年代記〈上〉ティベリウス帝からネロ帝へ (岩波文庫)

年代記〈上〉ティベリウス帝からネロ帝へ (岩波文庫)

  • 作者: タキトゥス
  • 出版社/メーカー: 岩波書店
  • 発売日: 1981/03/16
  • メディア: 文庫



 「年代記(上)」は、二代皇帝ティベリウスの治世を描いています。
 ティベリウス帝の陰険さを反映してか、その時代は全体的に陰鬱です。

 「むごたらしい命令、のべつ幕なしの弾劾、いつわれる友情、清廉な人の破滅、
 必ず断罪で終る裁判、そういうものにがんじ搦めに縛られ、千篇一律の事件を
 見せつけられ、倦怠を覚える。
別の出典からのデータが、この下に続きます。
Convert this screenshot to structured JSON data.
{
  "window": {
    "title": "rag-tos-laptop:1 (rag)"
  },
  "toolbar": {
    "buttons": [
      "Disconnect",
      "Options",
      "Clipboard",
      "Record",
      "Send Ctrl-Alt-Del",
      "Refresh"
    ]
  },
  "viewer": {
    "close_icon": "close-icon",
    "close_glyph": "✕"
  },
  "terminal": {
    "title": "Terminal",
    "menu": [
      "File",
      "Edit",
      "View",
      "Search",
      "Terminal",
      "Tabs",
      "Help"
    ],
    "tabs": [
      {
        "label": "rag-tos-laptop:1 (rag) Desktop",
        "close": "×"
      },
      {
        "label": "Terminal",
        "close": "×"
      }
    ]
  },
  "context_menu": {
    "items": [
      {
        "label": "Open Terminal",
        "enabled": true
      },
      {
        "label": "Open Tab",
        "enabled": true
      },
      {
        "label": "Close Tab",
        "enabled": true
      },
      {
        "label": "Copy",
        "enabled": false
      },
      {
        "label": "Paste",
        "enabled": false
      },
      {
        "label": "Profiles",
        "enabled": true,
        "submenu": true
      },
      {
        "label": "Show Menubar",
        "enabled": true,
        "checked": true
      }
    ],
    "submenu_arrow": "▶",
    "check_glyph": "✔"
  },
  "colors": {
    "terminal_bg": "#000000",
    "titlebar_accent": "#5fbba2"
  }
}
」(P273)と、タキトゥスはぼやいています。

 タキトゥスの筆致は辛辣です。彼は帝政をよく思っていなかったらしいです。
 そして、共和制を懐かしむような気持ちが、随所に表れています。

 たとえば、カエサル暗殺事件を、「奴隷根性のまだ熟していなかったローマが、
 自由をとりもどそうとして失敗したあの日」(P23)と表現しています。

 さて、ティベリウス帝は、初代皇帝アウグストゥスの継子(ままこ)でした。
 アウグストゥスがリウィアと強引に結婚した時、すでにお腹の中にいたのです。

 だからアウグストゥスにとって本命は、血のつながりのあるゲルマニクスです。
 ティベリウスは中継ぎ。そういう出生の因縁が、彼を陰険にしたのかもしれない。

 しかし一方で、ティベリウスは賢帝だったという説もあります。
 実際彼は、カプリ島から離れることなく、命令一つでセイヤヌスを倒しました。
 (しかしその部分の原典が欠落しています。読みたかった!)

 さて、ティベリウスの治世の前半では、ゲルマニクスの活躍が印象的でした。
 ゲルマニアでアルミニウスと戦い、栄光に包まれながらも、最後は・・・

 後半は、護衛隊長セイヤヌスの野望とその破滅が、印象的でした。
 ティベリウスの信頼を得ながら、その陰でとてつもない計略を進めて・・・

 平和ゆえに腐敗していたティベリウス治世について、色々と分かりました。
 ティベリウスといえば青の洞窟。それしか知らなかった自分が恥ずかしい。

 「年代記」の下巻は、「第二部 クラウディウスとネロ」です。
 三代皇帝カリグラの巻が、欠落しているのが残念です。

 さいごに。(持久走大会)

 娘の持久走大会がありました。今年は仕事の関係で、応援に行けませんでした。
 順位は昨年の7位からだいぶ落ちて22位。

 それでも一生懸命に走って、ラストスパートをしてゴールしたと言います。
 なによりも、最後までがんばってくれたことがうれしいです。